You may claim GST on purchases and expenses before making payment to the supplier, except for secondhand goods.
  • You may have to account for GST before receiving payment.
  • You need to keep a list of debtors and creditors at the end of the tax period to account for items for which you've received or issued an invoice but don't appear in your cashbook.
Hybrid basis
How it works Advantages Disadvantages
  • You claim GST on your purchases and expenses using the payments basis.
  • You account for GST on your sales and income using the invoice basis.
No adjustment is needed for creditors. You need to keep a list of debtors at the end of the tax period to account for items that don't appear in your cashbook.


Note

If you want to change your accounting basis once you're GST registered, you need to contact us in writing.

Choosing a taxable period

The table below provides guidelines for choosing the appropriate taxable period.
Taxable period Guidelines
two-monthly

This is the standard taxable period. There are two different filing frequencies for the two-monthly taxable period being either:

 

  • The two month period ending on the last day of January, March, May, July, September and November, or
  • the two month period ending on the last day of February, April, June, August, October and December.

 

Note

You can choose which of these categories you wish to be in. If you want to change to the other category, you need to contact us in writing.

one-monthly

You may want to file GST returns every month if you:

 

  • expect to receive regular GST refunds, eg as an exporter, or
  • find it easier to work out your GST for a shorter period.

 

Note

You must file your GST return monthly if your taxable supplies in a 12 month period are more, or likely to be more than $24,000,000.

six-monthly

 

  • Only small businesses may adopt a six-monthly return period.
  • You can select the months in which the taxable periods end.
  • If your turnover is more than $500,000, we may allow you to remain on a six-monthly taxable period if:
    • you filed and paid GST timely and accurately in the past
    • you kept all your GST records to a satisfactory level, and
    • your turnover is subject to seasonal, low volumes or high value cash flow peaks.

 


Note

If you are liable for provisional tax then you must have your taxable period aligned to your balance date.

If you want to change your taxable period once you're GST-registered, you need to contact us in writing.

Start and end day of a taxable period

The taxable period usually starts on the first day of the month and ends on the last day of the month. However, if you balance your accounts within seven days before or after the end of a taxable period, you may apply to have your taxable periods end on that day, if that would be more convenient for you. You'll need to send us an application in writing.

Example

Nathan Jones Photography has six-monthly taxable periods, ending in February and August. They balance their books on the last Friday of every month.
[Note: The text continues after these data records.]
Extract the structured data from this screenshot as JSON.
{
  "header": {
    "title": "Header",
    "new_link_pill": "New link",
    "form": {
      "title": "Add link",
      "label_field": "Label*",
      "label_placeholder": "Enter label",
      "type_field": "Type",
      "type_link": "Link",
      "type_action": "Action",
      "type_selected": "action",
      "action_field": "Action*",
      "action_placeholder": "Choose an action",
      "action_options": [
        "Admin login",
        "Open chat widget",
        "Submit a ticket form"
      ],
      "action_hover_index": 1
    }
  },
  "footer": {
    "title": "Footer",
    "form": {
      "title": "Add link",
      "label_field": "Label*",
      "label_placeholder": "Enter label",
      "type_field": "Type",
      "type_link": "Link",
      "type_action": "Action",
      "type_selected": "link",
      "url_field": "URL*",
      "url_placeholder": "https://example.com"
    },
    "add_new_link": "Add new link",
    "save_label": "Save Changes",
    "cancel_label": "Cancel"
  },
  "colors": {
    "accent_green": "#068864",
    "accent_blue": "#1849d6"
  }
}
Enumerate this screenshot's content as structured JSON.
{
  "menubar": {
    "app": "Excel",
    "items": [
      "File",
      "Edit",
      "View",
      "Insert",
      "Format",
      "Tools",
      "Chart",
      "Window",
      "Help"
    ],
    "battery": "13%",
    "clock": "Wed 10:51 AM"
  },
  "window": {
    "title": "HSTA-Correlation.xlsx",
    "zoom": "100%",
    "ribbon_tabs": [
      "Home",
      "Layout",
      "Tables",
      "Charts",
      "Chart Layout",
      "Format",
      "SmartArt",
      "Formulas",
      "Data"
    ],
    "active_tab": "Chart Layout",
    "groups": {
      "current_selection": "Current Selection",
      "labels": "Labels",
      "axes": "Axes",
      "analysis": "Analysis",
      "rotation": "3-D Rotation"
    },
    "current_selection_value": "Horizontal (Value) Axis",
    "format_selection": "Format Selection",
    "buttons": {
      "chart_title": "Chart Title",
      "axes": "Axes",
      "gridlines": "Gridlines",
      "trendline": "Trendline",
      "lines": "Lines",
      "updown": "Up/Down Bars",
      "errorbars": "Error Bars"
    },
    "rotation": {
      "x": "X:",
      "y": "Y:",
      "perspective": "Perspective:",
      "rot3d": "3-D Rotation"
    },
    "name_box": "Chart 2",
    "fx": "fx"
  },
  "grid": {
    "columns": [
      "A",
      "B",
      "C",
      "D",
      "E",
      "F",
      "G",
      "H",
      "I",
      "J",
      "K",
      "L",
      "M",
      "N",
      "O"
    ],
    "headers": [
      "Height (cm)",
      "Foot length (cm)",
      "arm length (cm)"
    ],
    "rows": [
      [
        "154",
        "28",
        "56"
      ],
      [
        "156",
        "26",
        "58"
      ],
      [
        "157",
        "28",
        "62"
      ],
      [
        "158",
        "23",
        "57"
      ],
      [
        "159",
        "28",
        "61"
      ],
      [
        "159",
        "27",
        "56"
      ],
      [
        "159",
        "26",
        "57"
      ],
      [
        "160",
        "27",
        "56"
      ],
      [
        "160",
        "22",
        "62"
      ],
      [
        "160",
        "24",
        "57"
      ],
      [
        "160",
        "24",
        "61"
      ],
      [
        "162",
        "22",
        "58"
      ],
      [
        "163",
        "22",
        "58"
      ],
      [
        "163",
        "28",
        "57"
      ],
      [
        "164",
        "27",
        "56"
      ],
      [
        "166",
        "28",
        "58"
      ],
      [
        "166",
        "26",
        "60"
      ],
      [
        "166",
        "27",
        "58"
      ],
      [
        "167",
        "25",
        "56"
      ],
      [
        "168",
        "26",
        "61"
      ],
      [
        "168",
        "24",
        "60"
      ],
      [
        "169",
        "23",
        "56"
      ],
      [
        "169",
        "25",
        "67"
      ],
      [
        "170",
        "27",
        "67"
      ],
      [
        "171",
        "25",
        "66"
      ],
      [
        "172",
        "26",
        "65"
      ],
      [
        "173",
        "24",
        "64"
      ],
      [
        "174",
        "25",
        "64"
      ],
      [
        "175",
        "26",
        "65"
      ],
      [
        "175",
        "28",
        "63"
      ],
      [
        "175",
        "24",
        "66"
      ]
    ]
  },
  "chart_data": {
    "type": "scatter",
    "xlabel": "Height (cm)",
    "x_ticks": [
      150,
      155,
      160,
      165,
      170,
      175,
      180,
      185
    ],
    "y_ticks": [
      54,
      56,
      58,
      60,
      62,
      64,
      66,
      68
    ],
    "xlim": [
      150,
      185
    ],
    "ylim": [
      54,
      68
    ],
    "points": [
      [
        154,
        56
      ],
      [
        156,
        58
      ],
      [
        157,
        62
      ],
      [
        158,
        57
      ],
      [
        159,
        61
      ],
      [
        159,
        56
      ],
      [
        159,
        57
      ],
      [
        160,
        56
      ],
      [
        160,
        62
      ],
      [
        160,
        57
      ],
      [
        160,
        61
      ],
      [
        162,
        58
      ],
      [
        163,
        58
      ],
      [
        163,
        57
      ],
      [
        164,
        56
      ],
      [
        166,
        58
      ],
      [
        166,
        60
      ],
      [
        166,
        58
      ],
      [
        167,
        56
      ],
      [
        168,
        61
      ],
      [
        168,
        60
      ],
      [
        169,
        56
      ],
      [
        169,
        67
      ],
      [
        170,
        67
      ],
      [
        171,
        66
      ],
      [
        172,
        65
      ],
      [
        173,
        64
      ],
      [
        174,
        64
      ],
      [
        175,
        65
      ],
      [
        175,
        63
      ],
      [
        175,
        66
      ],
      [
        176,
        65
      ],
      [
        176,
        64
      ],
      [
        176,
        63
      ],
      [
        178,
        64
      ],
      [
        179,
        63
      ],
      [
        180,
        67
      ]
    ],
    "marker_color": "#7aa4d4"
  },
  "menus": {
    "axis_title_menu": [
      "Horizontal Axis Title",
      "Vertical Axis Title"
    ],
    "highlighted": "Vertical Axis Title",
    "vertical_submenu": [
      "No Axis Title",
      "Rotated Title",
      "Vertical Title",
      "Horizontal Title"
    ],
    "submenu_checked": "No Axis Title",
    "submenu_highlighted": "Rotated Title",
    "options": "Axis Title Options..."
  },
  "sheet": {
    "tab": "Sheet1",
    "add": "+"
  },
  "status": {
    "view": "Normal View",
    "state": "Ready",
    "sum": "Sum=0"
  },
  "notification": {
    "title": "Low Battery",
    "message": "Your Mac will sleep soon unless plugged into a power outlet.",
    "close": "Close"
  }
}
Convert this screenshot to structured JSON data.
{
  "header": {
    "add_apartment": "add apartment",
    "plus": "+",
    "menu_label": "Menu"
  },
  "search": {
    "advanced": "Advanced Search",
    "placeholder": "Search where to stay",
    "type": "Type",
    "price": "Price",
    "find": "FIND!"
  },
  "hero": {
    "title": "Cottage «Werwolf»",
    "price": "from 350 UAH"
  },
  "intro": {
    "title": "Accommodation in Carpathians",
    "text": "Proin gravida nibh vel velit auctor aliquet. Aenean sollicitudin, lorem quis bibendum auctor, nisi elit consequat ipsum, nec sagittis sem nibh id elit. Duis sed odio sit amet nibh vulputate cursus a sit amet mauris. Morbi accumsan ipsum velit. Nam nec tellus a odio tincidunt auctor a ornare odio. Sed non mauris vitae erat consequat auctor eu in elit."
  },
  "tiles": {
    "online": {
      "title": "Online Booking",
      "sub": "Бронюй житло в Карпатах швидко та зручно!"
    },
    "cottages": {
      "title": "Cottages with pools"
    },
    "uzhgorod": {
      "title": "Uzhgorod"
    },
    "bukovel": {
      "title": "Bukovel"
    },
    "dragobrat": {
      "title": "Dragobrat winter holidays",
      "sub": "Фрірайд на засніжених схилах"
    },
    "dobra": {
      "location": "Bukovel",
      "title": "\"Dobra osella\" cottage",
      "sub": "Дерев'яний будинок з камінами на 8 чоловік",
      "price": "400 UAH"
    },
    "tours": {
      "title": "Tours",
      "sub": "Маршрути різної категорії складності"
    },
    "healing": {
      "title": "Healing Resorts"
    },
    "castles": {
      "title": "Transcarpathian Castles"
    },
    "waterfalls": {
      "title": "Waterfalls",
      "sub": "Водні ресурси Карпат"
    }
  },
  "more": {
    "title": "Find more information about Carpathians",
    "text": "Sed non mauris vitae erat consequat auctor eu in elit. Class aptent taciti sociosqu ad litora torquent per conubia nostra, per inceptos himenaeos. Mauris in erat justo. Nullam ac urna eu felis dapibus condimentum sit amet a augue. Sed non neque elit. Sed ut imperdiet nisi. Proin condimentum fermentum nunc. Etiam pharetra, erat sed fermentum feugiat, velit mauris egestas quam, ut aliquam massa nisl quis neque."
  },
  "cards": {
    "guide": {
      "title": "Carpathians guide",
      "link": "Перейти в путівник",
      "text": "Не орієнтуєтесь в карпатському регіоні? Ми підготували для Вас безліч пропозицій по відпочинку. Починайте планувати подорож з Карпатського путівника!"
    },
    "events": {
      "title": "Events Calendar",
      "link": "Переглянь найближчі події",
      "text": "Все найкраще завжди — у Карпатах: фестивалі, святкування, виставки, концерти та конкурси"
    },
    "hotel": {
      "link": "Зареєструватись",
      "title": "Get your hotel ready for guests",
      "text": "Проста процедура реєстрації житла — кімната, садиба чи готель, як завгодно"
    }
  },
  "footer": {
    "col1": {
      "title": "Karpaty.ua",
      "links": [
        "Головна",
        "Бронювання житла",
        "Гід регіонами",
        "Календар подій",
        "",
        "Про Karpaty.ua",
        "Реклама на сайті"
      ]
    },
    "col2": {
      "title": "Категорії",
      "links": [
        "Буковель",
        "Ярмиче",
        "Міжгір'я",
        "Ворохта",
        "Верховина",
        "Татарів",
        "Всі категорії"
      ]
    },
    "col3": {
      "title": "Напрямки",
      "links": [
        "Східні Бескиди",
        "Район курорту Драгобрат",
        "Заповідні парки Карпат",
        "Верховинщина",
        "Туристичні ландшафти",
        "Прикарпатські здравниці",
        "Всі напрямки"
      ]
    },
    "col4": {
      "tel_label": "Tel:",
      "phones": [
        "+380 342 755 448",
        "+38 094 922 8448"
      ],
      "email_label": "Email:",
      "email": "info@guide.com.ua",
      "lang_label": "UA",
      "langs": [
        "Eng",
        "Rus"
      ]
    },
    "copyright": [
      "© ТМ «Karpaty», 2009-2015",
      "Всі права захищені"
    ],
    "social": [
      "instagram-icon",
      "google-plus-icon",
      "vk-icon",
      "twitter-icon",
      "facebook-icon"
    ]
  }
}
Nathan Jones Photography may apply to have taxable periods ending on the last Friday in February and the last Friday in August.

Special circumstances when turnover increases temporarily

Sometimes, the turnover can increase beyond the threshold points listed in the table above. However, you don't need to change the taxable period if the increase occurred because of the sale of plant (machinery or devices used in the production of your products) or other capital assets when:

  • ceasing any taxable activity
  • substantially and permanently reducing the scale of any taxable activity, or
  • the plant or assets are being replaced.
Example

Sam's truck business has a six-monthly taxable period and a $480,000 turnover. He sells one of his trucks on 15 March for $30,000.

Turnover for the 12 months ended 31 March is now over $500,000. Sam would normally have to apply for a two-month taxable period.  However, as the higher turnover is due to a one-off sale, he may keep using a six-month period.